Screenplay Software

Hm. What to choose?

The industry standard is “Final Act“. It’s $250, and I had the demo, but… yeah. It’s $250. I really liked it, but apparently a lot of people said it was buggy and crashed and did bizarre things.

One man who had Final Act and was tired of the bugginess and crashes of it wrote the next contender, “Fade In“. $80. Eighty is a lot better than two hundred and fifty. I’m currently using Fade In, but you quickly reach the nag point, and printing my script excerpt on Saturday left the bold announcement on it, “printed using an unregistered copy of Fade In”.

Yay.

Scrivener people apparently rave about the Scrivener-like “Save the Cat“, which is a really odd name for software. It costs more than Final Act at $100.

Scrivener apparently also does screenplays, but I don’t know – It lacks the features of Fade In and Final Act – Enter, then tab, and it suggests who I’m probably about to have say something dramatic. Hit the enter twice, and the dialogue spacing is now active.

Scrivener doesn’t really do that. Scrivener is amazing for what it does, but I don’t see people using it to write feature films.

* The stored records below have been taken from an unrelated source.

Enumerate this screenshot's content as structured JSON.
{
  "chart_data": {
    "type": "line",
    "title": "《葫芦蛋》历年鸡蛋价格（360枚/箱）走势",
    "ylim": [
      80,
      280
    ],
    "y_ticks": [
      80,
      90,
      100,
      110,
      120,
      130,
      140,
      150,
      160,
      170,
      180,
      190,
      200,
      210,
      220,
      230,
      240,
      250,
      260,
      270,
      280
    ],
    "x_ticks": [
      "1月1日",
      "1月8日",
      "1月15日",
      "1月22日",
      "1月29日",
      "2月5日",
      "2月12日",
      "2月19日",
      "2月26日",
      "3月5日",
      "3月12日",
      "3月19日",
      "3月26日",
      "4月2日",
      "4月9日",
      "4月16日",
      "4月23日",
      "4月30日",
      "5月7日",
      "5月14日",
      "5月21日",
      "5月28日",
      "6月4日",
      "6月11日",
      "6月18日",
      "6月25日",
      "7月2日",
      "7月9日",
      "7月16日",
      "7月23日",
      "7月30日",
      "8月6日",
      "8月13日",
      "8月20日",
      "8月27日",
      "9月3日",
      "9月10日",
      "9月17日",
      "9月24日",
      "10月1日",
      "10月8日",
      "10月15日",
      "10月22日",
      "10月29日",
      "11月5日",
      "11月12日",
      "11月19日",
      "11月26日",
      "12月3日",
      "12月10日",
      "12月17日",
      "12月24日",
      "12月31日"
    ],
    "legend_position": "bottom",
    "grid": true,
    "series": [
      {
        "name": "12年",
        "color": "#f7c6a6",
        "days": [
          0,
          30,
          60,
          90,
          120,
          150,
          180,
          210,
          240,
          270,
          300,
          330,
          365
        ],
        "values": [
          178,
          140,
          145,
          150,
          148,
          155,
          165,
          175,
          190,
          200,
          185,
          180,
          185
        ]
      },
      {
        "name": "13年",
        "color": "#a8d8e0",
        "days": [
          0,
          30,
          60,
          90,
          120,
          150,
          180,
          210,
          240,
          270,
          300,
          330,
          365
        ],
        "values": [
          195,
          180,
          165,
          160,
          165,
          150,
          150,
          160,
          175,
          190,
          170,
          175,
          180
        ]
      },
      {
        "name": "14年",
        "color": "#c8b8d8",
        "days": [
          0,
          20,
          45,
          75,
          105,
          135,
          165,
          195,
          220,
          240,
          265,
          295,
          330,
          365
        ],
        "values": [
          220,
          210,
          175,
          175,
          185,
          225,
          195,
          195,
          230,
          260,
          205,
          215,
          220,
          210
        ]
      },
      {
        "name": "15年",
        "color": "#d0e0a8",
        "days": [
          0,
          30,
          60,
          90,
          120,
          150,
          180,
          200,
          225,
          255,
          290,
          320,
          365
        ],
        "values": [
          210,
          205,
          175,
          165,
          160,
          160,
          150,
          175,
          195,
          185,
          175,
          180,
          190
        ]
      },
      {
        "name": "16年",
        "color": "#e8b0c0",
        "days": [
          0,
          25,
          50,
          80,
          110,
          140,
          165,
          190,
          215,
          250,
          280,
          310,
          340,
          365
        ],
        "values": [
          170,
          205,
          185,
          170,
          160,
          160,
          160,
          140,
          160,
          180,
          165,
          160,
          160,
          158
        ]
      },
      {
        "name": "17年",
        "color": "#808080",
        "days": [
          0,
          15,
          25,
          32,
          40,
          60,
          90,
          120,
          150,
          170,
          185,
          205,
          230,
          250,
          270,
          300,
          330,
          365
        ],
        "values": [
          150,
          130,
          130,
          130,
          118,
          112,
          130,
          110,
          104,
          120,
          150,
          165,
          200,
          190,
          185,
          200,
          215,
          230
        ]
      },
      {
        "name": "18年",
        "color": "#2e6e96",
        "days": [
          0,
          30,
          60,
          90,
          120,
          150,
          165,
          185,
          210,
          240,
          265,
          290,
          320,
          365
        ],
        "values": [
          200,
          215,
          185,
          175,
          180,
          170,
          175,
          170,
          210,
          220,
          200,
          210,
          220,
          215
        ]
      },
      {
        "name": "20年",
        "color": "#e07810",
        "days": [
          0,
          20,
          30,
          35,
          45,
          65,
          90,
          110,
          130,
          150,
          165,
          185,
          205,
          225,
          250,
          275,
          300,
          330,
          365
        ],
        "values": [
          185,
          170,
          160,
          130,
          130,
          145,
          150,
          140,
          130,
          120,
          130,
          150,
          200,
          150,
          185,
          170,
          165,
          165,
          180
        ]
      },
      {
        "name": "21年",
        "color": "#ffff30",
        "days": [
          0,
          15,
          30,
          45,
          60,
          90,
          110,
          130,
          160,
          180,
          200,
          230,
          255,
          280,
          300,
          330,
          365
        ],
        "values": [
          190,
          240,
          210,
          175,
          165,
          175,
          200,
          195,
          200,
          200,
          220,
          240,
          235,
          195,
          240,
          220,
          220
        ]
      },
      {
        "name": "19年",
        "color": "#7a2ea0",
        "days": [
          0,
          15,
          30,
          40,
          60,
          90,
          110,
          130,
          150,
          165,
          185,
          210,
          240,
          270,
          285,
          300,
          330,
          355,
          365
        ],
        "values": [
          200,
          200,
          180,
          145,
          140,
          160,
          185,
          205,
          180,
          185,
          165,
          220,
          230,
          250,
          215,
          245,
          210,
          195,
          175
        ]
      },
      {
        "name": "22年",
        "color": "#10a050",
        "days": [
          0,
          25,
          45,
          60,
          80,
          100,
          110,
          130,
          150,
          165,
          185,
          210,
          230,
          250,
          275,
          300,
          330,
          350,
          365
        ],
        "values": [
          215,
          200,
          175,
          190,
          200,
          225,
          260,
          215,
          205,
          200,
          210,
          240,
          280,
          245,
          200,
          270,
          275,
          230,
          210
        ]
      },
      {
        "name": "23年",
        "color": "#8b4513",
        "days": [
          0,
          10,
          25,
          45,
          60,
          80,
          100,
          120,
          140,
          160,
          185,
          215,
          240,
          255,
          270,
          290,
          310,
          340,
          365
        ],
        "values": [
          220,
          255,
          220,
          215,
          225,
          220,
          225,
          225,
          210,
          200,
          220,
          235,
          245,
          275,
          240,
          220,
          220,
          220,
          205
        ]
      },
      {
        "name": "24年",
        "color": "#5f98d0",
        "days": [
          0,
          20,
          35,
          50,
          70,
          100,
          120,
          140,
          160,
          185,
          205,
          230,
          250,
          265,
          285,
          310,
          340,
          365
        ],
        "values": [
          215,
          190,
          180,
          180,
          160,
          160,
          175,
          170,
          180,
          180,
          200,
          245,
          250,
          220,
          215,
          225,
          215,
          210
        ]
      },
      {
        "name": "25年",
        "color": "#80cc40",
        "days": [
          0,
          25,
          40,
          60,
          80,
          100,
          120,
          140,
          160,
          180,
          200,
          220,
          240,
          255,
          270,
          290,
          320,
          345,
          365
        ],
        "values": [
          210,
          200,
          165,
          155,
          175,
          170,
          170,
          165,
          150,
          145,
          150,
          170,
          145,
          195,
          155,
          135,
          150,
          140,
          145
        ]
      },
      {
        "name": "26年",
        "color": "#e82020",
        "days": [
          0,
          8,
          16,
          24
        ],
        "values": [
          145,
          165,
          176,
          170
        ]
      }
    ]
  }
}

Which leaves me to wish that Final Act would get together with Fade In, fix the bugginess, and offer the program for $40.

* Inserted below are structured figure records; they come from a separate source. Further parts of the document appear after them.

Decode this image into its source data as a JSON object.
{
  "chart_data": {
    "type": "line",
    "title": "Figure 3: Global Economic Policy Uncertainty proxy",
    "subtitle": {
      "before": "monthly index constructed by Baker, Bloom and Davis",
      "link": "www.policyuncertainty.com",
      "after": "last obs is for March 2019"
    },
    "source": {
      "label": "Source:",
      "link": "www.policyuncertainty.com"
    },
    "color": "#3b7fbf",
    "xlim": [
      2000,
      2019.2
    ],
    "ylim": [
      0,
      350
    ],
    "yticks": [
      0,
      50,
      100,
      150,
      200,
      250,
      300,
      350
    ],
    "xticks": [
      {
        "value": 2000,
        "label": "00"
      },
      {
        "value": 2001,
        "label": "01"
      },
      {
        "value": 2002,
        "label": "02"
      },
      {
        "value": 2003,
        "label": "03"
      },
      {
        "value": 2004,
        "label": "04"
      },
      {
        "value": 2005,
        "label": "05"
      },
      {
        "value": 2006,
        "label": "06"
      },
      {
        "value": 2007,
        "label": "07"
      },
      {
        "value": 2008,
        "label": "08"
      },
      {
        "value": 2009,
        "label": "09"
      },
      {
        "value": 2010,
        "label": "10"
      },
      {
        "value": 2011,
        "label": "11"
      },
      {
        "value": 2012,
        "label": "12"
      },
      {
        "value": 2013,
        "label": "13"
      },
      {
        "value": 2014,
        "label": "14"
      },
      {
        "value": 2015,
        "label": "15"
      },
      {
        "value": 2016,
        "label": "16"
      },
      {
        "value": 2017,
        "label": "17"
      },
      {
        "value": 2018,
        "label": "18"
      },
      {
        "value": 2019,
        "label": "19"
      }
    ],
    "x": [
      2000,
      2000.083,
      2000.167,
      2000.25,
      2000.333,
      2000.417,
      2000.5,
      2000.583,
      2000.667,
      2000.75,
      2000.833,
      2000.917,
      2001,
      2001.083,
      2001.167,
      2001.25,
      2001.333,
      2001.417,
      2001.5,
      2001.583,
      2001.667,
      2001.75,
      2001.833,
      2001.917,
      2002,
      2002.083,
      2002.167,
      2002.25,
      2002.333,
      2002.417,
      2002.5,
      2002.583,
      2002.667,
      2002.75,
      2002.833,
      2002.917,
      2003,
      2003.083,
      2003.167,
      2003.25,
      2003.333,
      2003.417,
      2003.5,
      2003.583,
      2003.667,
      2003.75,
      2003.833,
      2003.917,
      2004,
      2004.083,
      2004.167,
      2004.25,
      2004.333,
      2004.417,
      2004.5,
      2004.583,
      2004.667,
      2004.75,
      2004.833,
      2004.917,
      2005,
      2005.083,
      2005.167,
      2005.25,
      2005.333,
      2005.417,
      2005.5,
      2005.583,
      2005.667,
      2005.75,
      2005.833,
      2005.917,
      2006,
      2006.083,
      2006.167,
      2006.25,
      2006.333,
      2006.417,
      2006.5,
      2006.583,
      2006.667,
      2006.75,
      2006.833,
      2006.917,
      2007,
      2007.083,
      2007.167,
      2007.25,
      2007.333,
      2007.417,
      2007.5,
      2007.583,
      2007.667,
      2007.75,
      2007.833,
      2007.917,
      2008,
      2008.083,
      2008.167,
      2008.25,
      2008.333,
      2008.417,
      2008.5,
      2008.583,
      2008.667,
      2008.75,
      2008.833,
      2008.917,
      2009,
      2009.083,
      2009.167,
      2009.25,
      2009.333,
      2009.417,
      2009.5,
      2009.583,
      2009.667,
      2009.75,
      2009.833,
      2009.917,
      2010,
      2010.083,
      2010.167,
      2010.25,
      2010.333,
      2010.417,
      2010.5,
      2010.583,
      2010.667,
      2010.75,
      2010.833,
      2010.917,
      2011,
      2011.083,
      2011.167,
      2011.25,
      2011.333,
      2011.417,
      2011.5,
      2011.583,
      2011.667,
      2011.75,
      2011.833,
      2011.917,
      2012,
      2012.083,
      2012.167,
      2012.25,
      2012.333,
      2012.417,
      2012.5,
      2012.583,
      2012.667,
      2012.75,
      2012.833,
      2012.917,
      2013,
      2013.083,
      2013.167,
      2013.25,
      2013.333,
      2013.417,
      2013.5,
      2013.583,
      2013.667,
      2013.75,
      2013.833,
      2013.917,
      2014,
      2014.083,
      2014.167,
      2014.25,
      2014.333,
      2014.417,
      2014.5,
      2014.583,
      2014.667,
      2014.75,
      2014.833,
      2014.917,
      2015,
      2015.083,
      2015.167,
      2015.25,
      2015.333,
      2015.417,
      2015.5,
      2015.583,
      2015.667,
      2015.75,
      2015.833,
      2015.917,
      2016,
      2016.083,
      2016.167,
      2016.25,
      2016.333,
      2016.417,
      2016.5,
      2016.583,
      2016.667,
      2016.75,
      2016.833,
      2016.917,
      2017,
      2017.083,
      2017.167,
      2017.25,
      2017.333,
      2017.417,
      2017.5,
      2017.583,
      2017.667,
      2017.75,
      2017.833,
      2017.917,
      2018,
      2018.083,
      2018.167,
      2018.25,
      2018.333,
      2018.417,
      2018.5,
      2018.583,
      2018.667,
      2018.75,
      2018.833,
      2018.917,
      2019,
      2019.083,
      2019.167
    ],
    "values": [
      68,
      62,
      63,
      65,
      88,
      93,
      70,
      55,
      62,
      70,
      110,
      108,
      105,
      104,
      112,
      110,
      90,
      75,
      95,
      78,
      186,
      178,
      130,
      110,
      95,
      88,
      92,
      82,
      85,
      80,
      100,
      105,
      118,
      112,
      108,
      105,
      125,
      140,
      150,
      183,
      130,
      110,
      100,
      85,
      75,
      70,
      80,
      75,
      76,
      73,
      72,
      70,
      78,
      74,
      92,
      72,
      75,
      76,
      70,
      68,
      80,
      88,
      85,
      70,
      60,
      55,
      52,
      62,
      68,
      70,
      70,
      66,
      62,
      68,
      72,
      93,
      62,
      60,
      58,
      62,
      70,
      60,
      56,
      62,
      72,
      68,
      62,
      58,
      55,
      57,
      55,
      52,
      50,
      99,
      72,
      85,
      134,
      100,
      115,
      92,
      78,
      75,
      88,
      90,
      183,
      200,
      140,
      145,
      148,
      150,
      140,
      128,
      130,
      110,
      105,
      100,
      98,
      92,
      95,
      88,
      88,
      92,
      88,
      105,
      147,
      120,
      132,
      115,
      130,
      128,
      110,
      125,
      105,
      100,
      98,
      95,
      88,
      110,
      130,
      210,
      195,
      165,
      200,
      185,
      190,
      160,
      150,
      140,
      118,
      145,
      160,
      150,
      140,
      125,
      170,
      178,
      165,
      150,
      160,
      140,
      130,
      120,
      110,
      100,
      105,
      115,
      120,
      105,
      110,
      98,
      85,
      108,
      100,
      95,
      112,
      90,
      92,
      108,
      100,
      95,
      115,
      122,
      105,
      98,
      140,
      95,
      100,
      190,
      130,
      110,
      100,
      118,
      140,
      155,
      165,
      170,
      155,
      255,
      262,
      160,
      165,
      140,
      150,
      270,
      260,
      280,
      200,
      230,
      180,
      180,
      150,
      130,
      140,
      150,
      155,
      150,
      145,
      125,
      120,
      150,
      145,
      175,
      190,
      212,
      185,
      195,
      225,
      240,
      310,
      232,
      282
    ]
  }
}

Yes, Fade In is what the pro’s use. It’s so widely used, that I could collaborate with any pro screenwriter using it. And all the programs I just mentioned all use Final Draft extensions to save the file, so that you can mail it to someone who has paid the extra $170!

I guess it is what it is – if you’re going to play at writing screenplays, you gotta pay the piper, buy Final Act and (sigh) join the Writer’s Guild after your first sale.